16/07/2026
À mes voyageurs, à mes pèlerins, à ceux qui savent encore écouter le langage du vent…
Demain, vendredi 17 juillet, les antiques portes du Château ne s’ouvriront qu’au douzième battement du soleil. Ce n’est qu’à 12h00 que l’hospitalité reprendra doucement son souffle entre ces vieilles pierres.
Car il est des jours où même les caravanes les plus fidèles ret**dent leur départ.
Le désert m’a enseigné que nul voyage ne commence sans un regard porté vers ceux qui ont partagé notre feu, notre pain et notre silence. Les dunes savent garder les empreintes, mais elles savent aussi les rendre au vent lorsque vient l’heure du grand départ.
La photographie du Château qui accompagne ces quelques mots m’a été offerte par un ami.
Aujourd’hui, il a quitté notre caravane pour entreprendre l’ultime voyage. Celui dont aucune carte ne révèle les oasis, dont aucun conteur ne connaît la dernière étape, mais que chaque être vivant porte déjà quelque part au fond de son cœur.

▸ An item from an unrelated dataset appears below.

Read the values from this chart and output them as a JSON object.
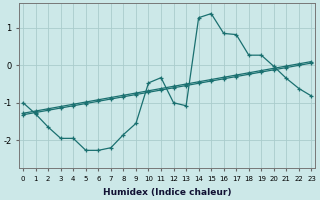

Alors, avant que les vents ne se chargent à nouveau de cannelle, de cardamome, de myrrhe et de bois fumé, avant que le parfum du thé à la menthe fraîche ne retrouve les mains de ceux qui arrivent de loin, avant que l’antique hospitalité ne revienne s’asseoir sous les pierres du Château comme un vieil ami fidèle, permettez à un humble voyageur de confier au désert une poignée de sable, un silence et une prière.
Les anciens racontent que le vent n’oublie jamais les noms de ceux qui ont aimé avec sincérité. Il emporte leurs rires au-delà des montagnes, dépose leurs souvenirs dans le creux des oasis et les fait refleurir, un jour, dans le cœur d’un voyageur inconnu.
J’aime croire qu’il en sera ainsi.
Demain, lorsque les portes du Château s’ouvriront à midi, les épices danseront de nouveau dans l’air, les flammes offriront leur chaleur à ceux qui franchiront le seuil, et le thé à la menthe accueillera les voyageurs comme il l’a toujours fait.
Mais, parmi tous ces parfums, il en sera un que moi seul reconnaîtrai.
Celui de la gratitude.
Car certaines rencontres deviennent des souvenirs.
Et certains souvenirs, lorsqu’ils sont portés par le vent, ne meurent jamais.